Moi : Est-ce que tu chantes dans les rues à la campagne?
Clément : Oui, on a développé ça dans les Laurentides. À Saint-Sauveur, Sainte-Agathe et Mont-Tremblant. Je dis on parce qu’on a fait ça avec Daniel Fontaine qui est le père des chansonniers du Québec, un ancien des Deux Pierrots. Il connaissait du monde dans les mairies qu’on est allés voir et on a développé un projet pour aller busker dans ces villes-là.
Moi : Quels sont les avantages à jouer dans la rue?
Clément : Le bonheur de jouer avec le vent sur le visage, cette espèce de légèreté, de liberté difficilement descriptible. L’échange avec les gens qui est instantané, franc, authentique. Ça triche pas. Si les gens aiment, ils arrêtent. S’ils n’aiment pas, ils passent leur chemin et c’est très bien comme ça. J’ai l’impression d’être un guérisseur d’âme. C’est très fort comme expression mais je sais que ça fait beaucoup de bien à beaucoup de gens. Puis, moi aussi ça me fait du bien. C’est une façon de me rendre utile pour la société.
Moi : Quels sont les défis, les côtés moins roses?

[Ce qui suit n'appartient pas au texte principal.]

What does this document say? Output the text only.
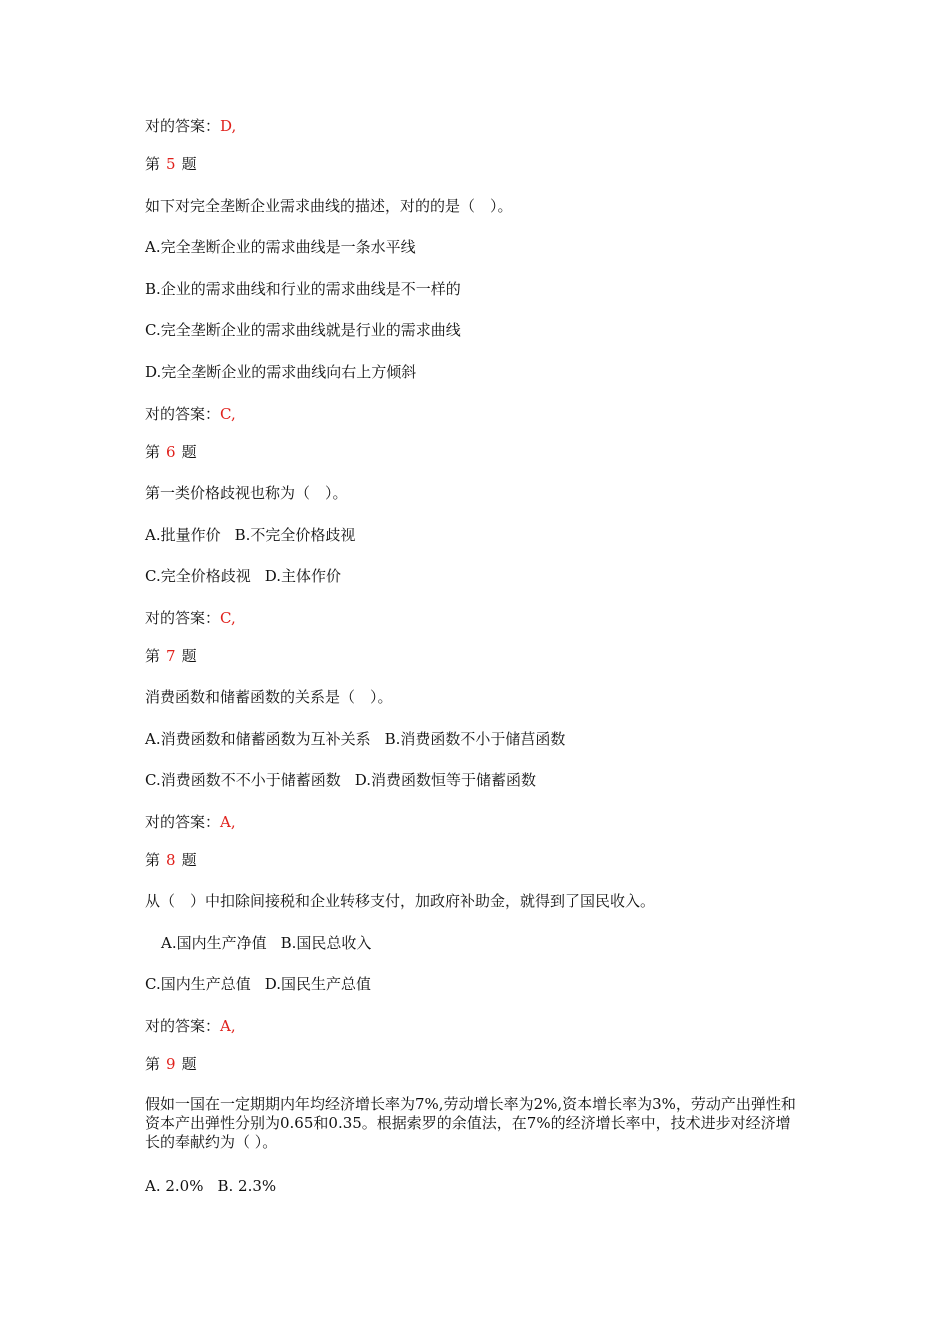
对的答案：D,
第 5 题
如下对完全垄断企业需求曲线的描述，对的的是（　）。
A.完全垄断企业的需求曲线是一条水平线
B.企业的需求曲线和行业的需求曲线是不一样的
C.完全垄断企业的需求曲线就是行业的需求曲线
D.完全垄断企业的需求曲线向右上方倾斜
对的答案：C,
第 6 题
第一类价格歧视也称为（　）。
A.批量作价 B.不完全价格歧视
C.完全价格歧视 D.主体作价
对的答案：C,
第 7 题
消费函数和储蓄函数的关系是（　）。
A.消费函数和储蓄函数为互补关系 B.消费函数不小于储莒函数
C.消费函数不不小于储蓄函数 D.消费函数恒等于储蓄函数
对的答案：A,
第 8 题
从（　）中扣除间接税和企业转移支付，加政府补助金，就得到了国民收入。
A.国内生产净值 B.国民总收入
C.国内生产总值 D.国民生产总值
对的答案：A,
第 9 题
假如一国在一定期期内年均经济增长率为7%,劳动增长率为2%,资本增长率为3%，劳动产出弹性和资本产出弹性分别为0.65和0.35。根据索罗的余值法，在7%的经济增长率中，技术进步对经济增长的奉献约为（ ）。
A. 2.0% B. 2.3%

Clément : Y a divers personnages, diverses sociétés avec lesquels on doit composer mais dans l’ensemble, c’est assez fluide. C’est certain qu’il m’est arrivé des moments où je n’avais pas beaucoup d’argent et puis t’as besoin d’aller jouer, faut trouver une place où s’installer. Des fois, tu stresses un peu parce qu’il faut payer le loyer mais depuis quelques années, ça va mieux. En fait, y pas de défi réel. Ça convient sûrement pas à tout le monde.
Moi : Pourquoi?
Clément : Ça prend de l’humilité parce que les gens ne t’écouteront pas nécessairement. Mais j’y vois que des avantages et du positif à jouer dans la rue. Si je veux arrêter dans le milieu d’une chanson, j’arrête dans le milieu de la chanson. Je fais ce que je veux. Je ne dois rien à personne. J’ai pas de contrat à remplir. C’est avec moi-même que ça se passe et ça c’est bien plaisant.

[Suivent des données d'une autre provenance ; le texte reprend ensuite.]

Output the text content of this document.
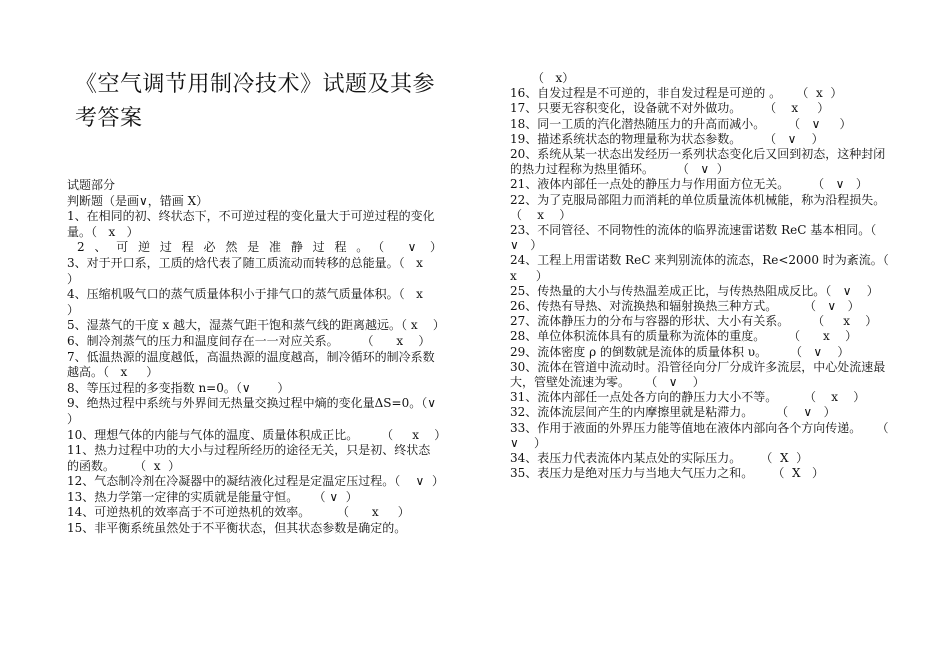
《空气调节用制冷技术》试题及其参考答案
试题部分
判断题（是画∨，错画 X）
1、在相同的初、终状态下，不可逆过程的变化量大于可逆过程的变化量。（   x   ）
2、可逆过程必然是准静过程。（ ∨ ）
3、对于开口系，工质的焓代表了随工质流动而转移的总能量。（   x    ）
4、压缩机吸气口的蒸气质量体积小于排气口的蒸气质量体积。（   x    ）
5、湿蒸气的干度 x 越大，湿蒸气距干饱和蒸气线的距离越远。（ x    ）
6、制冷剂蒸气的压力和温度间存在一一对应关系。      （      x    ）
7、低温热源的温度越低，高温热源的温度越高，制冷循环的制冷系数越高。（   x     ）
8、等压过程的多变指数 n=0。（∨       ）
9、绝热过程中系统与外界间无热量交换过程中熵的变化量ΔS=0。（∨   ）
10、理想气体的内能与气体的温度、质量体积成正比。      （     x    ）
11、热力过程中功的大小与过程所经历的途径无关，只是初、终状态的函数。     （  x  ）
12、气态制冷剂在冷凝器中的凝结液化过程是定温定压过程。（    ∨  ）
13、热力学第一定律的实质就是能量守恒。    （ ∨  ）
14、可逆热机的效率高于不可逆热机的效率。       （      x     ）
15、非平衡系统虽然处于不平衡状态，但其状态参数是确定的。
（   x）
16、自发过程是不可逆的，非自发过程是可逆的 。    （  x  ）
17、只要无容积变化，设备就不对外做功。      （    x     ）
18、同一工质的汽化潜热随压力的升高而减小。      （   ∨     ）
19、描述系统状态的物理量称为状态参数。      （   ∨    ）
20、系统从某一状态出发经历一系列状态变化后又回到初态，这种封闭的热力过程称为热里循环。      （   ∨  ）
21、液体内部任一点处的静压力与作用面方位无关。      （   ∨   ）
22、为了克服局部阻力而消耗的单位质量流体机械能，称为沿程损失。       （    x    ）
23、不同管径、不同物性的流体的临界流速雷诺数 ReC 基本相同。（   ∨   ）
24、工程上用雷诺数 ReC 来判别流体的流态，Re<2000 时为紊流。（   x     ）
25、传热量的大小与传热温差成正比，与传热热阻成反比。（   ∨    ）
26、传热有导热、对流换热和辐射换热三种方式。       （   ∨   ）
27、流体静压力的分布与容器的形状、大小有关系。      （     x    ）
28、单位体积流体具有的质量称为流体的重度。      （      x    ）
29、流体密度 ρ 的倒数就是流体的质量体积 υ。      （   ∨    ）
30、流体在管道中流动时。沿管径向分厂分成许多流层，中心处流速最大，管壁处流速为零。    （   ∨    ）
31、流体内部任一点处各方向的静压力大小不等。       （    x    ）
32、流体流层间产生的内摩擦里就是粘滞力。      （    ∨   ）
33、作用于液面的外界压力能等值地在液体内部向各个方向传递。    （   ∨    ）
34、表压力代表流体内某点处的实际压力。     （  X  ）
35、表压力是绝对压力与当地大气压力之和。     （  X   ）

Moi : Est-ce que tu joues plusieurs instruments?
Clément : Guitare et chant.
Moi : Quel est ton répertoire?
Clément : J’aime les chansons avec des textes. Les chansons qui racontent quelque chose. Je ne fais rien de moderne. Je fais les années 50 à fin 90. J’aime les grands classiques comme Félix, Ferland, Desjardins, Harmonium. Dans la chanson française : Aznavour, Brel, Brassens, Ferré, Ferrat, Dassin.
Moi : L’hiver, tu fais quoi?
Clément : La même chose mais dans les bars, les restaurants, les petites salles de spectacle. Je joue toute l’année. J’ai pas d’autre métier.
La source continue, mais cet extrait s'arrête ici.